Works independently to monitor and resolve denials and write offs received for outpatient accounts. Works in excel creating and maintaining follow up on all accounts. Reports from excel or other format will be required to show progress on receiving reimbursement from insurance companies. Looks for trends of non-payment from payers', provides feedback to outpatient departments with write offs and monitors improvements. Follows accounts to see if we are receiving full payment and trends and tracks revenue opportunities. Provides support for Financial Counselors. Works self pay elective OR accounts, stops cosmetic or sterilization procedures unless paid in cash.

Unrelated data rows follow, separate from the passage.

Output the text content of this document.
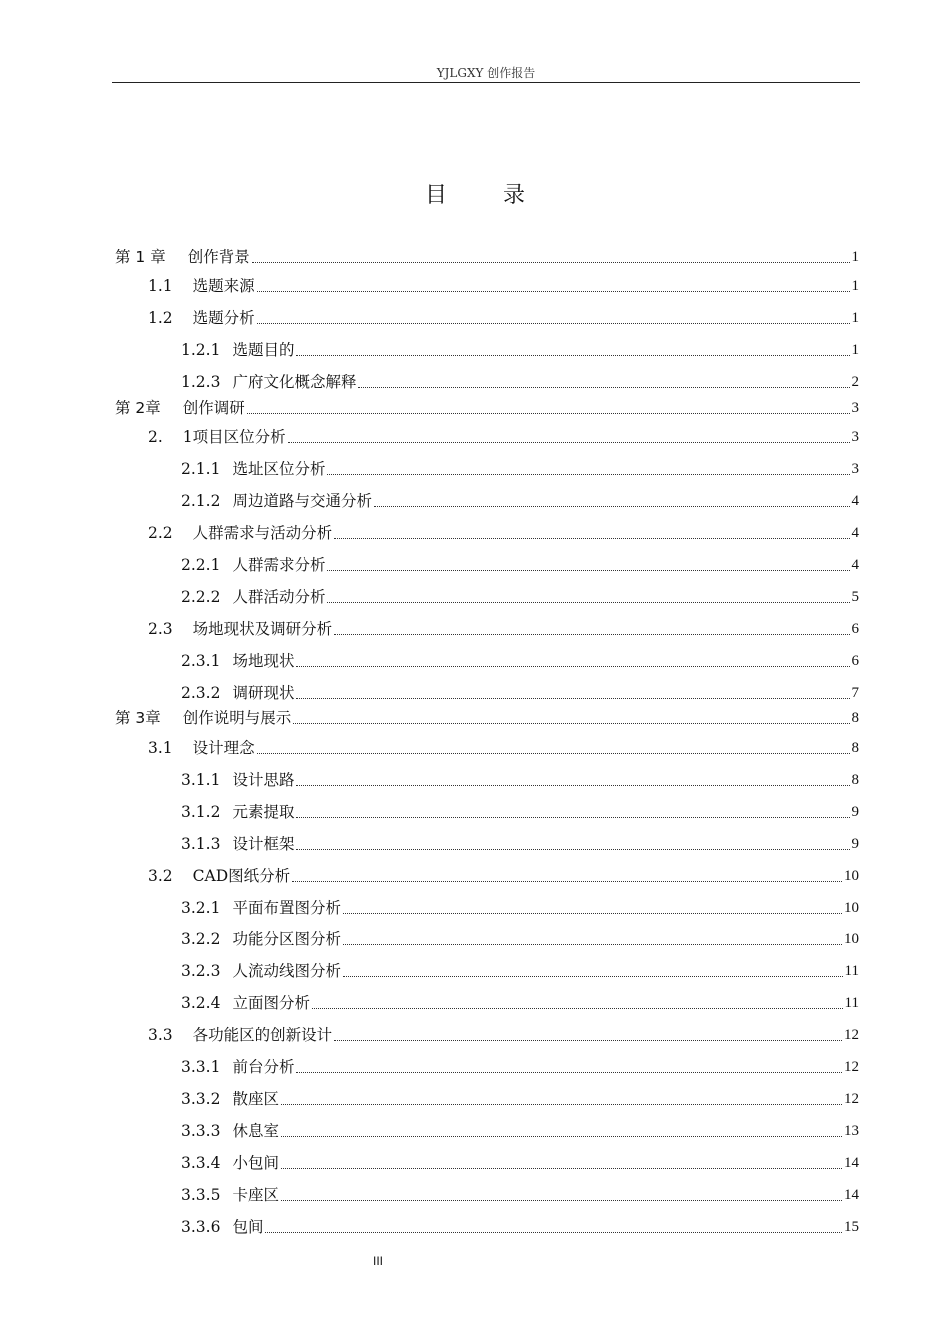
YJLGXY 创作报告
目	录
第 1 章 创作背景	1
1.1 选题来源	1
1.2 选题分析	1
1.2.1 选题目的	1
1.2.3 广府文化概念解释	2
第 2章 创作调研	3
2. 1项目区位分析	3
2.1.1 选址区位分析	3
2.1.2 周边道路与交通分析	4
2.2 人群需求与活动分析	4
2.2.1 人群需求分析	4
2.2.2 人群活动分析	5
2.3 场地现状及调研分析	6
2.3.1 场地现状	6
2.3.2 调研现状	7
第 3章 创作说明与展示	8
3.1 设计理念	8
3.1.1 设计思路	8
3.1.2 元素提取	9
3.1.3 设计框架	9
3.2 CAD图纸分析	10
3.2.1 平面布置图分析	10
3.2.2 功能分区图分析	10
3.2.3 人流动线图分析	11
3.2.4 立面图分析	11
3.3 各功能区的创新设计	12
3.3.1 前台分析	12
3.3.2 散座区	12
3.3.3 休息室	13
3.3.4 小包间	14
3.3.5 卡座区	14
3.3.6 包间	15
III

Primary Duties and Responsibilities

  • Follows accounts finding opportunities to resubmit for full payment. When full payment hasn't occurred tracks and trends reasons. Monitors for timely follow up. Provides feedback to Access Director of findings.
  • Follows up on accounts insurance cleared by Admitting or PFS. Looks in Siemens to see if there is an authorization and if not responsible party for not having insurance cleared. Uses insurance tools such as HDX, I exchange, Carefirst website and other insurance websites as required. Creates an excel report tracking and trending where responsibility of denial lies.
  • Monitors and works denials report received from PFS. Distributes accounts to outpatient departments responsible for obtaining insurance clearance with expectation that department responds with authorization or reason for no authorization. Tracks and trends all responses from these departments. Monitors for timely follow up.
  • Submits to PFS, authorizations, referrals or other findings that will allow reimbursement to hospital. Creates a report in excel and tracks results of submissions, whether rebilled, past statute of limitations, paid, not paid and reasons. Monitors for timely follow up.
  • Works self pay elective OR accounts, stops cosmetic and sterilization procedures unless paid in cash.
  • Active member of Denials Meeting for MFSMC and PFS Denials Committee.
  • Works with Access and Ancillary Departments to help develop Best Practice".
  • Remains up to date on insurance procedures and benefit changes and attends insurance seminars when available. Provides feedback related to insurance updates and changes to Access Director.
  • Receives PFS Tracking Report and responds with necessary information for timely appeal.
  • Works with the Managed Care Department and insurance companies to resolve insurance payment issues.
  • Submits appeal requests.
  • Assists in writing appeal letters for the appeal teams.
  • CUSTOM.PRIMARY.DUTIES.RESPONSIBILITIES.ADDENDUM


     

    Minimum Qualifications
    Education

    • High School Diploma or GED required
    • Experience

      • 3-4 years experience in medical setting with strong insurance knowledge required
      • Medical coding and denials management preferred

      Licenses and Certifications

      • CHAA & CRCS-I preferred

      Knowledge, Skills, and Abilities

      • Abilities Verbal and written communication skills.
      • Basic computer skills with Microsoft Excel required.
      • Working Knowledge in multiple specific payers' application billing and/or collection process.
      • Requires basic working knowledge of UB04 and Explanation of Benefits (EOB).
      • Requires some knowledge of Medical Terminology and CPT/ICD-10 coding.